For some context, we're considering patching AvroStorage [1] to remove the
assumption that all files have the same schema.  In our case, our schema has
evolved in that a field that was an int was promoted to a long.


Thanks,

Joe



[1] https://issues.apache.org/jira/browse/PIG-1748

Re: resolving schemas in multiple avro data files

Posted by Joe Crobak <jo...@gmail.com>.
> Such a method does not yet exist in Avro, but should not be difficult to
> add.  Please file an issue in Jira if this sounds of interest.
>
>
Thanks for the response -- I suspect you're right about the schema-superset
method. I've filed https://issues.apache.org/jira/browse/AVRO-816

Thanks,
Joe

Re: resolving schemas in multiple avro data files

Posted by Doug Cutting <cu...@apache.org>.
On 05/05/2011 10:29 AM, Joe Crobak wrote:
> We've recently come across a situation where we have two data files with
> different schemas that we'd like to process together using
> GenericDatumReader.  One schema is promotable to the other, but not vice
> versa.  We'd like to programmatically determine which of the schemas to
> use.  I did a brief look through javadoc and tests, and I couldn't find
> any examples of checking if one schema is promotable to the other.  Has
> anyone else come across this?
> 
> For some context, we're considering patching AvroStorage [1] to remove
> the assumption that all files have the same schema.  In our case, our
> schema has evolved in that a field that was an int was promoted to a long.

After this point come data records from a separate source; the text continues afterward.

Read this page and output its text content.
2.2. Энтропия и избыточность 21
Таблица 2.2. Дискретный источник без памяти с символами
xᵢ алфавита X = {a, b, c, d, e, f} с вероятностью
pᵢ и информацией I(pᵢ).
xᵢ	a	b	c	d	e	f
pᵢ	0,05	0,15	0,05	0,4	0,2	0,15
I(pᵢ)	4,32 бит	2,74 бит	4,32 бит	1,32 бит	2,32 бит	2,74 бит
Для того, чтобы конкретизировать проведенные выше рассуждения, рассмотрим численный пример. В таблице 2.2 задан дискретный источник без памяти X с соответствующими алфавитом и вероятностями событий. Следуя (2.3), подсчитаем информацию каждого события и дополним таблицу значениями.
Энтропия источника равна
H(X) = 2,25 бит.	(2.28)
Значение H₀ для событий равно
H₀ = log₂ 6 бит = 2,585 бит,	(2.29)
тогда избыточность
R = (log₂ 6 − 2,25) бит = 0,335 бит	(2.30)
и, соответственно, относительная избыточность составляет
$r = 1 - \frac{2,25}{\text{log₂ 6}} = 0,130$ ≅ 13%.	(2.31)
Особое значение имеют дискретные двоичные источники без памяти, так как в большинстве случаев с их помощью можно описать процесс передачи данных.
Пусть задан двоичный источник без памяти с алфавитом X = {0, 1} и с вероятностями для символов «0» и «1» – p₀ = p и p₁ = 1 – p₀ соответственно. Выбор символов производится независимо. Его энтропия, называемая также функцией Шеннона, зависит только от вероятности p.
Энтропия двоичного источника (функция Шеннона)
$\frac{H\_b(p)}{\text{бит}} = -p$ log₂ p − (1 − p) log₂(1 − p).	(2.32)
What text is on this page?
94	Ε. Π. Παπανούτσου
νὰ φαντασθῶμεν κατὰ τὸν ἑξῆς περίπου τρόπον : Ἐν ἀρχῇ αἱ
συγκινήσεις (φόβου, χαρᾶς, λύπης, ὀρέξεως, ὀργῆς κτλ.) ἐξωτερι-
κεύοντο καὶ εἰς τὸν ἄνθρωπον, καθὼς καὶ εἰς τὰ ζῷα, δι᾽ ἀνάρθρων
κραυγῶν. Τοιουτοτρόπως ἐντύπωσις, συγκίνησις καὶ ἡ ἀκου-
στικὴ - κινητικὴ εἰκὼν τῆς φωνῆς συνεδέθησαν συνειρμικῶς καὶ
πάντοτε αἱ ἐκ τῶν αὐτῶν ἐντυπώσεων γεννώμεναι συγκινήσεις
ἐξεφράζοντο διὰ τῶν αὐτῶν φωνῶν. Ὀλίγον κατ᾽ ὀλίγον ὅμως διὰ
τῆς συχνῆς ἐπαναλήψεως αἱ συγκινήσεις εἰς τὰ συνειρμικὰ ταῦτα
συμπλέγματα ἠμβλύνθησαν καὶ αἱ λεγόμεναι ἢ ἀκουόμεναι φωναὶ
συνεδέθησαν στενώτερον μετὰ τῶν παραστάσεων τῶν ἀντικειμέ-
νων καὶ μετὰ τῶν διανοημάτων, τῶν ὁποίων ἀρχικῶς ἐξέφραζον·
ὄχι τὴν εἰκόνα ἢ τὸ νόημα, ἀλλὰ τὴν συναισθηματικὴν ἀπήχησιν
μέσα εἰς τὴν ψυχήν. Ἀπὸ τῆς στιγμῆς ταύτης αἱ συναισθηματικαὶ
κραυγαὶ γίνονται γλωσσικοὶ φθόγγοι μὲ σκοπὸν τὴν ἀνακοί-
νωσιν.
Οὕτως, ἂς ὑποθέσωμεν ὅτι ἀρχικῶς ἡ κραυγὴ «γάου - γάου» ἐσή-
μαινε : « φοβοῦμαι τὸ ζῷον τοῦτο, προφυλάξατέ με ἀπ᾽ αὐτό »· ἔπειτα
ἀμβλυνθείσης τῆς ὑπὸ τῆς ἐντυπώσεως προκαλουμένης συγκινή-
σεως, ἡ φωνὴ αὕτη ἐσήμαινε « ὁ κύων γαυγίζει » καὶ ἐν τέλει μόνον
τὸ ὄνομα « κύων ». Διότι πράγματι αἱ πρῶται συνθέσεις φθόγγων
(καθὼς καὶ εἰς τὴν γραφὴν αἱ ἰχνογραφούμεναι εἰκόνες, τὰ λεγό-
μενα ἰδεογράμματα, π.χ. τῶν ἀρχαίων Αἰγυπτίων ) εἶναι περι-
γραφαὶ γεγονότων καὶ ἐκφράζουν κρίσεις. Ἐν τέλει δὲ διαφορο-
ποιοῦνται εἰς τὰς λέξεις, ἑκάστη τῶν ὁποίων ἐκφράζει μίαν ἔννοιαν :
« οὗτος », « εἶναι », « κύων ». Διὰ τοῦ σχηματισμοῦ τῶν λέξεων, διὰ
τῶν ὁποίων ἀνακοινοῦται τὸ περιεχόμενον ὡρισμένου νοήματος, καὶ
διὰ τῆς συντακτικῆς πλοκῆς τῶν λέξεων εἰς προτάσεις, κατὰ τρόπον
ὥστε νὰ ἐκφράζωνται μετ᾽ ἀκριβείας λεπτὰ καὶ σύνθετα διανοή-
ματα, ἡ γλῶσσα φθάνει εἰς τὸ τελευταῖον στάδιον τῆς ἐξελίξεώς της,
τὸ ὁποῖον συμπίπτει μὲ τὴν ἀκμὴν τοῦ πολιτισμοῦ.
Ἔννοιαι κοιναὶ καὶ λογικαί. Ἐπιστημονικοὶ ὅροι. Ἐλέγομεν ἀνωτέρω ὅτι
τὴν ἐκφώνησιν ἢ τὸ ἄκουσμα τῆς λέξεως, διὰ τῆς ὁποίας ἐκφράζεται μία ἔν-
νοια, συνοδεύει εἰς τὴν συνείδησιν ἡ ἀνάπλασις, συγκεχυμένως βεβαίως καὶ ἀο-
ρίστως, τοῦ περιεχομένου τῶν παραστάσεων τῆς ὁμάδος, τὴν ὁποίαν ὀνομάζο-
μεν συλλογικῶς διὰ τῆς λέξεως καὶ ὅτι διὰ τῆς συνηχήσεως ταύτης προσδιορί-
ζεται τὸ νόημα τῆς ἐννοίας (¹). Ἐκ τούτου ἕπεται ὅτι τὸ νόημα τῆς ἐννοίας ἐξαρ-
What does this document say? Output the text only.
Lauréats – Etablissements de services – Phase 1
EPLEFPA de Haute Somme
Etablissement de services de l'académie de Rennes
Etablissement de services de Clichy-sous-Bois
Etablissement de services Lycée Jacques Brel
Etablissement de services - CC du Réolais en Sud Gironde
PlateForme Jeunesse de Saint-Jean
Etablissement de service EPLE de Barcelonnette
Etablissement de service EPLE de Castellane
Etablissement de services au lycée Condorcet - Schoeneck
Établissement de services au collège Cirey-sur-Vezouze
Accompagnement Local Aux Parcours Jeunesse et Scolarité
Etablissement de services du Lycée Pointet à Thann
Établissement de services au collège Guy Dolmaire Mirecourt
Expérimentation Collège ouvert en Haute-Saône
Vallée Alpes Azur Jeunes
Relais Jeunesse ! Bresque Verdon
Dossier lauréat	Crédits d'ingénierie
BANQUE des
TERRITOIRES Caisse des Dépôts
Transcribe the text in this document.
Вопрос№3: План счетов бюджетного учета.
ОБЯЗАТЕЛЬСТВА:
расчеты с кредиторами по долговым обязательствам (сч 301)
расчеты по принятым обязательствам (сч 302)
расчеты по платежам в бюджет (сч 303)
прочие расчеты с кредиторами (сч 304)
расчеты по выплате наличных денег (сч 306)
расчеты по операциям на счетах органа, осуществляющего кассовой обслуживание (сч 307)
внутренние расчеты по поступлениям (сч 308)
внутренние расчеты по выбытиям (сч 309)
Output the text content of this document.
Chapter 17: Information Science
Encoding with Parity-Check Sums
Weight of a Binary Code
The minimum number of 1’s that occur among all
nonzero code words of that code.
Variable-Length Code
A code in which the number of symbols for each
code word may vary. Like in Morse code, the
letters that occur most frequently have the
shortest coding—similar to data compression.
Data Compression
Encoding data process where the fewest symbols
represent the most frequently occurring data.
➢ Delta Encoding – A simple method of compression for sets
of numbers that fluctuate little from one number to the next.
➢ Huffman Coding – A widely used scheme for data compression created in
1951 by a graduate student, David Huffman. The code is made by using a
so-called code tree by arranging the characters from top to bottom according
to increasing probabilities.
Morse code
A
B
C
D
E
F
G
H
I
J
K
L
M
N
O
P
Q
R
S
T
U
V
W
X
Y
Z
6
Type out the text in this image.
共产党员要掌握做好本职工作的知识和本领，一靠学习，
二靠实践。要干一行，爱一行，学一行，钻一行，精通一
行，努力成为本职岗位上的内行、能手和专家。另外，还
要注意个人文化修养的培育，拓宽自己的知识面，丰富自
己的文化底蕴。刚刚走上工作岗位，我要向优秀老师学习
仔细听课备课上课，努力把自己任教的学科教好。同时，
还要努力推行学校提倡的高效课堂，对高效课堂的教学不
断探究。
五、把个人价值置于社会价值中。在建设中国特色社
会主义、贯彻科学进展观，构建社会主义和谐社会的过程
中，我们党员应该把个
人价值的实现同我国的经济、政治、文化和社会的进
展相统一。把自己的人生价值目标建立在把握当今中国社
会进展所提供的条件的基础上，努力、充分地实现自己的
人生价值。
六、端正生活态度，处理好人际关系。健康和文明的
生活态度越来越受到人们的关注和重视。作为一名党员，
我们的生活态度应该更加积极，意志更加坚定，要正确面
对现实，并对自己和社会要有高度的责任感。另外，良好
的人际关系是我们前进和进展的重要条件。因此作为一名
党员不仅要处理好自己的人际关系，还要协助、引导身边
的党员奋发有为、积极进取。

A boolean method that tells you if one schema is promotable to another
would work in this case, but would not help in cases where, e.g.,
different fields had changed in different versions.  For example, in
branched development, two branches might each add a distinct symbol to
an enum.  So I think you might be better off with a method that, given
two schemas, returns their superset, a schema that can read data written
by either.

Such a method does not yet exist in Avro, but should not be difficult to
add.  Please file an issue in Jira if this sounds of interest.

Doug